Of course this strategy was imperfect, as not all towns had surveyors, and many submitted incomplete or inaccurate plans. Despite these limitations, Carleton hired John Norman to engrave the map, which was completed in 1798. The General Court rejected the new map due to the numerous errors and poor execution, and Carleton and Norman were forced to sell the 400 copies they had printed elsewhere.
Undeterred, Carleton hired printers B. & J. Loring to publish a new edition. Engravers Joseph Callendar and Samuel Hill were employed to engrave new plates, which were completed in 1801, with 500 copies printed. The General Court accepted this new plan and endorsed it as the official plan for the state.
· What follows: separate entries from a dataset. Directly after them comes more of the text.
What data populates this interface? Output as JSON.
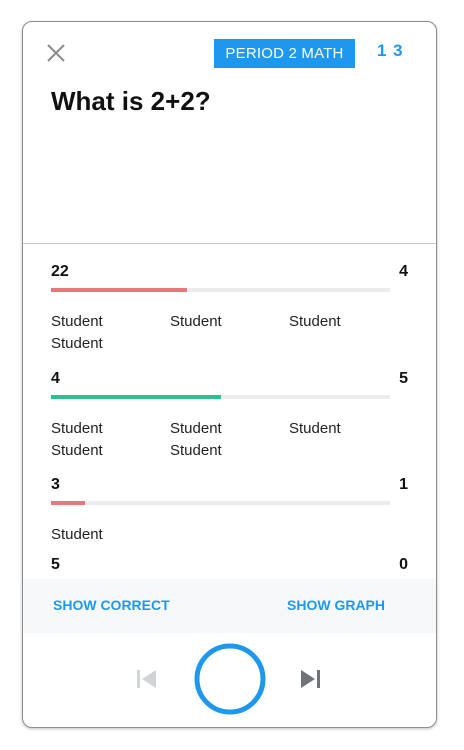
{
  "header": {
    "period_label": "PERIOD 2 MATH",
    "counts": "1 3"
  },
  "question": "What is 2+2?",
  "answers": [
    {
      "count_left": "22",
      "count_right": "4",
      "fill_fraction": 0.4,
      "color": "#e7787a",
      "names": [
        "Student",
        "Student",
        "Student",
        "Student"
      ]
    },
    {
      "count_left": "4",
      "count_right": "5",
      "fill_fraction": 0.5,
      "color": "#25c48b",
      "names": [
        "Student",
        "Student",
        "Student",
        "Student",
        "Student"
      ]
    },
    {
      "count_left": "3",
      "count_right": "1",
      "fill_fraction": 0.1,
      "color": "#e7787a",
      "names": [
        "Student"
      ]
    },
    {
      "count_left": "5",
      "count_right": "0"
    }
  ],
  "actions": {
    "show_correct": "SHOW CORRECT",
    "show_graph": "SHOW GRAPH"
  },
  "icons": {
    "close": "close-icon",
    "prev": "skip-previous-icon",
    "play": "play-circle-icon",
    "next": "skip-next-icon"
  },
  "colors": {
    "accent": "#1e98ee",
    "incorrect": "#e7787a",
    "correct": "#25c48b"
  }
}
A second edition was published in 1802, and a later edition appeared in 1822 by Amos Lay.
The map is based primarily on new surveys and depicts town and county boundaries, roads, academies, court houses, falls, bridges and more, which are identified in a key at bottom. Norfolk County, which was created in 1793 from the majority of Suffolk County, extends to include both counties. Although Suffolk County is not delineated, a note to the east of Boston explains that the county is comprised of the towns of Boston, Chelsea, Hingham and Hull. The dramatic title cartouche is surrounded by trees with a seaside village in the background, and features a Native American warrior and objects illustrating the important maritime industry.
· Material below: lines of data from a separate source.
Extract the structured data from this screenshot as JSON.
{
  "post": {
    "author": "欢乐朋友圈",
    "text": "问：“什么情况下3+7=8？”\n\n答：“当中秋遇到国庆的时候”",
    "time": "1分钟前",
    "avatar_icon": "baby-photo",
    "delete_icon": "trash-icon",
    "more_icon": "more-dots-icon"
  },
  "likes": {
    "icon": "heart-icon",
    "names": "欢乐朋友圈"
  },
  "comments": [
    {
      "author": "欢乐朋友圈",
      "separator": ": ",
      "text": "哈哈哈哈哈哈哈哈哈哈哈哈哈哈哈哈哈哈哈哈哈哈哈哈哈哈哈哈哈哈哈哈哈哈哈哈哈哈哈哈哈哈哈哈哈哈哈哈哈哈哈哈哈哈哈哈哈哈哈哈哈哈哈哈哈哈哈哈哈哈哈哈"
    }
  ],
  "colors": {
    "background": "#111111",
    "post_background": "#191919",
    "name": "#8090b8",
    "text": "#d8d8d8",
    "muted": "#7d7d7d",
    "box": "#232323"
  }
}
Printed on four sheets, joined. The first state of this map is very rare and is typically found with significant condition issues.
References: McCorkle #M798.1; Phillips (America) p. 400; Ristow, pp. 89-92; Wheat and Brun #214.
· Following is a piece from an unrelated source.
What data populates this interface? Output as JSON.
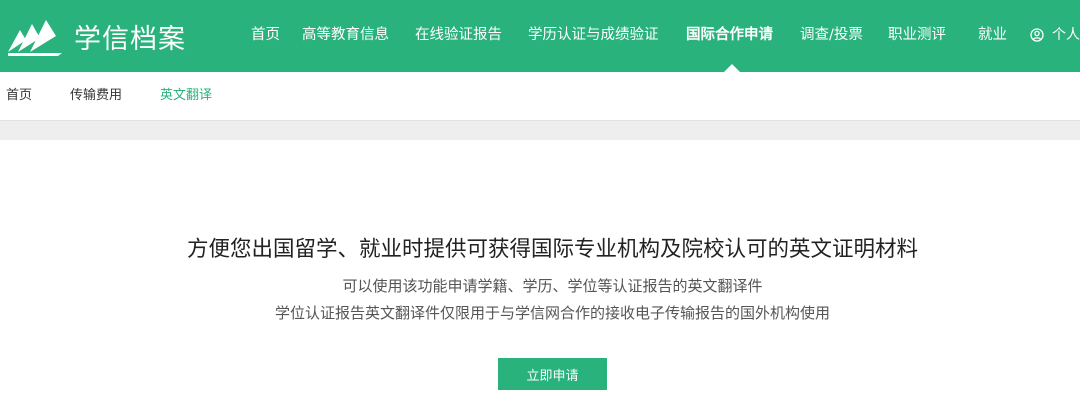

There is moderate soiling, some small abrasions, and a number of cracks, as is typical with these types of wall maps. There are some small chips that have been professionally repaired, with the image skillfully replaced in facsimile, particularly in Worcester County. The map has been trimmed to just inside the neatline, with the entire neatline replaced in facsimile. Laid on old, but not original, linen.